ELPE can only take part in the tender as part of a bigger consortium as the Greek company, alone, does not meet the technical requirements and experience demanded by the tender to take on the venture’s challenges, including exploration in ultra-deep sea waters.
The news of ELPE’s plan to place a bid confirms the intention of the Production Reconstruction, Environment and Energy Ministry to not extend the tender’s upcoming July 14 deadline.
It remains unknown which of the Ionian Sea offshore blocks will be targeted by the ELPE-linked consortium. Also still unclear is whether an offer will be made for “Block 1” in the region, which borders with Albanian economic interests in the Ionian Sea.
ELPE chief executive Grigoris Stergioulis recently asserted that an offer would be made for “Block 1” as a means of endorsing Greece’s territorial economic rights in the offshore area, even though the block does not offer particularly strong hydrocarbon potential. It is believed the move is currently being reexamined by the country’s energy authorities in association with Foreign Affairs Ministry officials.
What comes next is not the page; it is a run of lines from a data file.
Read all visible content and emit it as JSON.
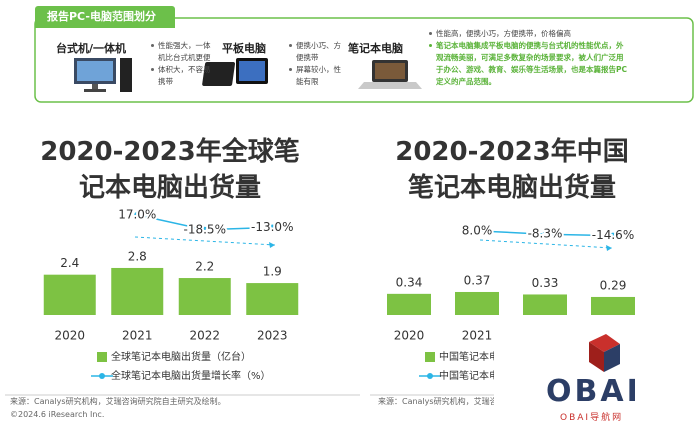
{
  "header": {
    "title": "报告PC-电脑范围划分",
    "items": [
      {
        "name": "台式机/一体机",
        "points": [
          "性能强大，一体机比台式机更便",
          "体积大，不容易携带"
        ]
      },
      {
        "name": "平板电脑",
        "points": [
          "便携小巧、方便携带",
          "屏幕较小，性能有限"
        ]
      },
      {
        "name": "笔记本电脑",
        "points": [
          "性能高，便携小巧，方便携带，价格偏高",
          "笔记本电脑集成平板电脑的便携与台式机的性能优点，外观流畅美丽，可满足多数复杂的场景要求，被人们广泛用于办公、游戏、教育、娱乐等生活场景，也是本篇报告PC定义的产品范围。"
        ]
      }
    ]
  },
  "chart_data": [
    {
      "type": "bar",
      "title": "2020-2023年全球笔记本电脑出货量",
      "categories": [
        "2020",
        "2021",
        "2022",
        "2023"
      ],
      "ylim": [
        0,
        5
      ],
      "y2lim": [
        -100,
        50
      ],
      "series": [
        {
          "name": "全球笔记本电脑出货量（亿台）",
          "color": "#7dc243",
          "values": [
            2.4,
            2.8,
            2.2,
            1.9
          ]
        },
        {
          "name": "全球笔记本电脑出货量增长率（%）",
          "type": "line",
          "axis": "y2",
          "color": "#2bb5e6",
          "values": [
            null,
            17.0,
            -18.5,
            -13.0
          ],
          "value_labels": [
            null,
            "17.0%",
            "-18.5%",
            "-13.0%"
          ]
        }
      ]
    },
    {
      "type": "bar",
      "title": "2020-2023年中国笔记本电脑出货量",
      "categories": [
        "2020",
        "2021",
        "2022",
        "2023"
      ],
      "ylim": [
        0,
        1.35
      ],
      "y2lim": [
        -150,
        150
      ],
      "series": [
        {
          "name": "中国笔记本电脑出货量（亿台）",
          "color": "#7dc243",
          "values": [
            0.34,
            0.37,
            0.33,
            0.29
          ]
        },
        {
          "name": "中国笔记本电脑出货量增长率（%）",
          "type": "line",
          "axis": "y2",
          "color": "#2bb5e6",
          "values": [
            null,
            8.0,
            -8.3,
            -14.6
          ],
          "value_labels": [
            null,
            "8.0%",
            "-8.3%",
            "-14.6%"
          ]
        }
      ]
    }
  ],
  "source": "来源：Canalys研究机构，艾瑞咨询研究院自主研究及绘制。",
  "copyright": "©2024.6 iResearch Inc.",
  "watermark": {
    "logo": "OBAI",
    "caption": "OBAI导航网"
  }
}
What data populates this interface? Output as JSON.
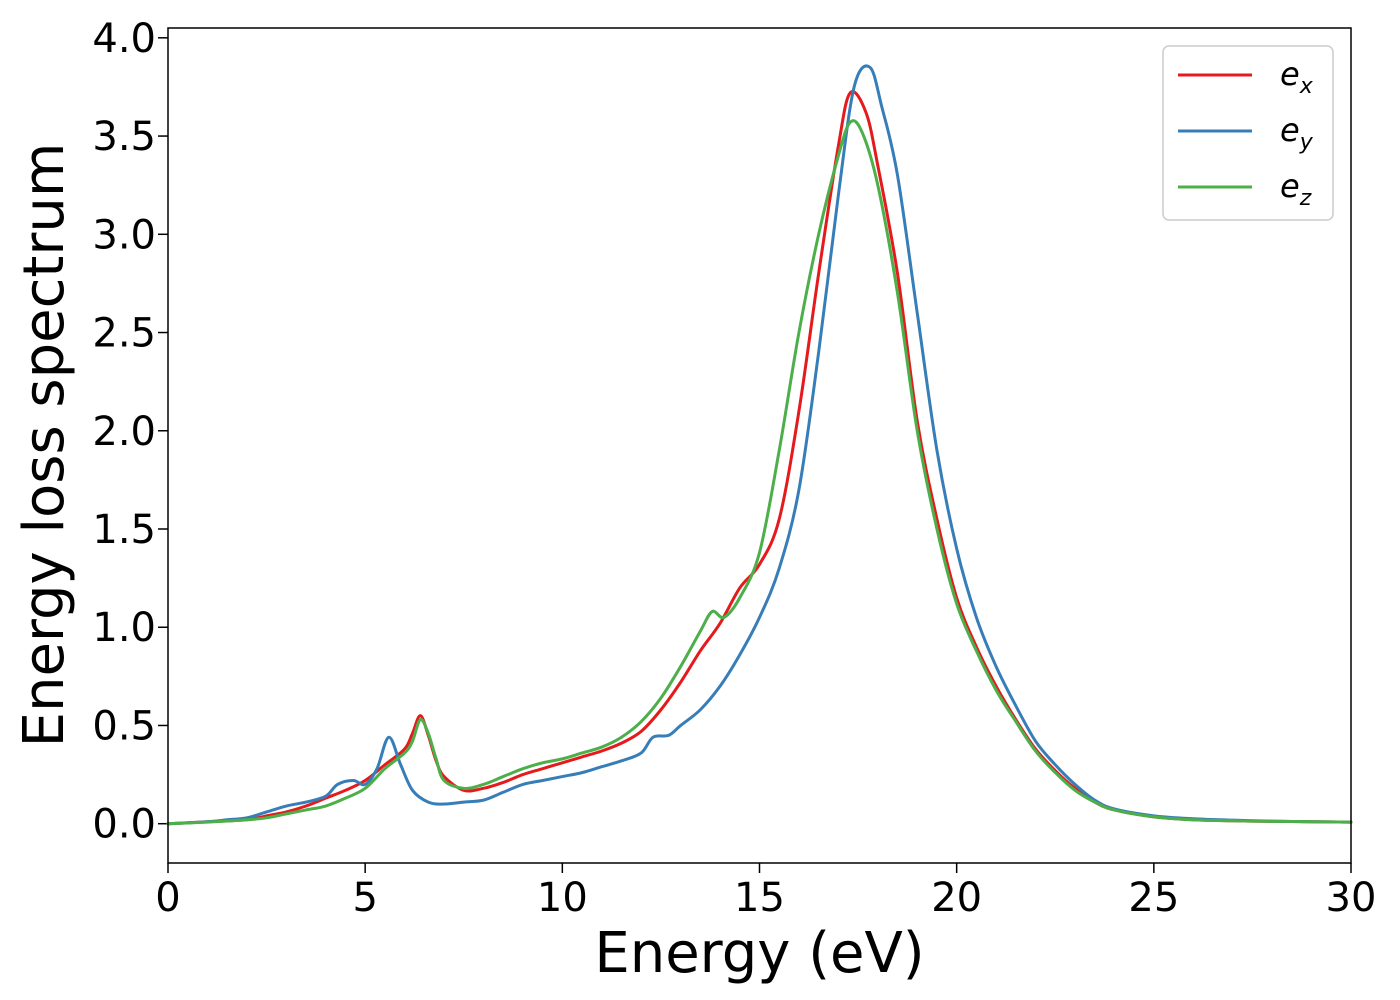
{
  "chart_data": {
    "type": "line",
    "xlabel": "Energy (eV)",
    "ylabel": "Energy loss spectrum",
    "xlim": [
      0,
      30
    ],
    "ylim": [
      -0.2,
      4.05
    ],
    "x_ticks": [
      0,
      5,
      10,
      15,
      20,
      25,
      30
    ],
    "x_tick_labels": [
      "0",
      "5",
      "10",
      "15",
      "20",
      "25",
      "30"
    ],
    "y_ticks": [
      0.0,
      0.5,
      1.0,
      1.5,
      2.0,
      2.5,
      3.0,
      3.5,
      4.0
    ],
    "y_tick_labels": [
      "0.0",
      "0.5",
      "1.0",
      "1.5",
      "2.0",
      "2.5",
      "3.0",
      "3.5",
      "4.0"
    ],
    "grid": false,
    "legend_position": "top-right",
    "series": [
      {
        "name": "e_x",
        "label_base": "e",
        "label_sub": "x",
        "color": "#e41a1c",
        "x": [
          0,
          1,
          2,
          2.5,
          3,
          3.5,
          4,
          4.5,
          5,
          5.5,
          6,
          6.2,
          6.4,
          6.6,
          6.8,
          7,
          7.5,
          8,
          8.5,
          9,
          9.5,
          10,
          10.5,
          11,
          11.5,
          12,
          12.5,
          13,
          13.5,
          14,
          14.5,
          15,
          15.5,
          16,
          16.5,
          17,
          17.3,
          17.7,
          18,
          18.5,
          19,
          19.5,
          20,
          20.5,
          21,
          21.5,
          22,
          22.5,
          23,
          23.5,
          24,
          25,
          26,
          27,
          28,
          29,
          30
        ],
        "y": [
          0,
          0.01,
          0.02,
          0.04,
          0.06,
          0.09,
          0.13,
          0.17,
          0.22,
          0.3,
          0.38,
          0.46,
          0.55,
          0.45,
          0.32,
          0.24,
          0.17,
          0.18,
          0.21,
          0.25,
          0.28,
          0.31,
          0.34,
          0.37,
          0.41,
          0.47,
          0.58,
          0.72,
          0.88,
          1.02,
          1.2,
          1.32,
          1.55,
          2.1,
          2.8,
          3.45,
          3.72,
          3.62,
          3.35,
          2.8,
          2.05,
          1.55,
          1.15,
          0.9,
          0.7,
          0.53,
          0.38,
          0.27,
          0.18,
          0.11,
          0.07,
          0.035,
          0.02,
          0.015,
          0.012,
          0.01,
          0.008
        ]
      },
      {
        "name": "e_y",
        "label_base": "e",
        "label_sub": "y",
        "color": "#377eb8",
        "x": [
          0,
          1,
          1.5,
          2,
          2.5,
          3,
          3.5,
          4,
          4.3,
          4.7,
          5,
          5.3,
          5.6,
          5.9,
          6.2,
          6.6,
          7,
          7.5,
          8,
          8.5,
          9,
          9.5,
          10,
          10.5,
          11,
          11.5,
          12,
          12.3,
          12.7,
          13,
          13.5,
          14,
          14.5,
          15,
          15.5,
          16,
          16.5,
          17,
          17.4,
          17.8,
          18.1,
          18.5,
          19,
          19.5,
          20,
          20.5,
          21,
          21.5,
          22,
          22.5,
          23,
          23.5,
          24,
          25,
          26,
          27,
          28,
          29,
          30
        ],
        "y": [
          0,
          0.01,
          0.02,
          0.03,
          0.06,
          0.09,
          0.11,
          0.14,
          0.2,
          0.22,
          0.2,
          0.28,
          0.44,
          0.3,
          0.17,
          0.11,
          0.1,
          0.11,
          0.12,
          0.16,
          0.2,
          0.22,
          0.24,
          0.26,
          0.29,
          0.32,
          0.36,
          0.44,
          0.45,
          0.5,
          0.58,
          0.7,
          0.86,
          1.05,
          1.3,
          1.7,
          2.4,
          3.2,
          3.75,
          3.85,
          3.65,
          3.3,
          2.6,
          1.9,
          1.4,
          1.05,
          0.8,
          0.6,
          0.42,
          0.3,
          0.2,
          0.12,
          0.075,
          0.04,
          0.025,
          0.018,
          0.013,
          0.01,
          0.008
        ]
      },
      {
        "name": "e_z",
        "label_base": "e",
        "label_sub": "z",
        "color": "#4daf4a",
        "x": [
          0,
          1,
          2,
          2.5,
          3,
          3.5,
          4,
          4.5,
          5,
          5.5,
          6,
          6.2,
          6.4,
          6.6,
          6.8,
          7,
          7.5,
          8,
          8.5,
          9,
          9.5,
          10,
          10.5,
          11,
          11.5,
          12,
          12.5,
          13,
          13.5,
          13.8,
          14.1,
          14.5,
          15,
          15.5,
          16,
          16.5,
          17,
          17.3,
          17.6,
          18,
          18.5,
          19,
          19.5,
          20,
          20.5,
          21,
          21.5,
          22,
          22.5,
          23,
          23.5,
          24,
          25,
          26,
          27,
          28,
          29,
          30
        ],
        "y": [
          0,
          0.008,
          0.02,
          0.03,
          0.05,
          0.07,
          0.09,
          0.13,
          0.18,
          0.28,
          0.36,
          0.42,
          0.53,
          0.46,
          0.33,
          0.22,
          0.18,
          0.2,
          0.24,
          0.28,
          0.31,
          0.33,
          0.36,
          0.39,
          0.44,
          0.52,
          0.64,
          0.8,
          0.98,
          1.08,
          1.05,
          1.15,
          1.38,
          1.9,
          2.5,
          3.0,
          3.4,
          3.57,
          3.52,
          3.25,
          2.7,
          2.0,
          1.5,
          1.12,
          0.88,
          0.68,
          0.52,
          0.37,
          0.26,
          0.17,
          0.11,
          0.07,
          0.035,
          0.02,
          0.015,
          0.012,
          0.01,
          0.008
        ]
      }
    ]
  }
}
Other than ELPE, Total and Exxon Mobil, no other companies are believed to be interested in submitting offers for the twenty offshore blocks. BP and Shell expressed some interest in the past but did not acquire the seismic survey data. Also, energy ministry officials do not expect companies from Venezuela, Brazil, and Russia to take part. Over the pst few months, Production Reconstruction, Environment and Energy Minister Panagiotis Lafazanis had met with the respective ambassadors to Greece of these nations, seeking to draw the interest of Venezuelan, Brazilian, and Russian energy companies.
According to energy ministry officials, the fallen price level of oil has developed into a greater determining factor for the tender’s prospects than Greece’s current political instability. Greece is also seen as a high-risk oil exploration investment as a result of the deep and unexplored waters, a combination that requires high-level investment.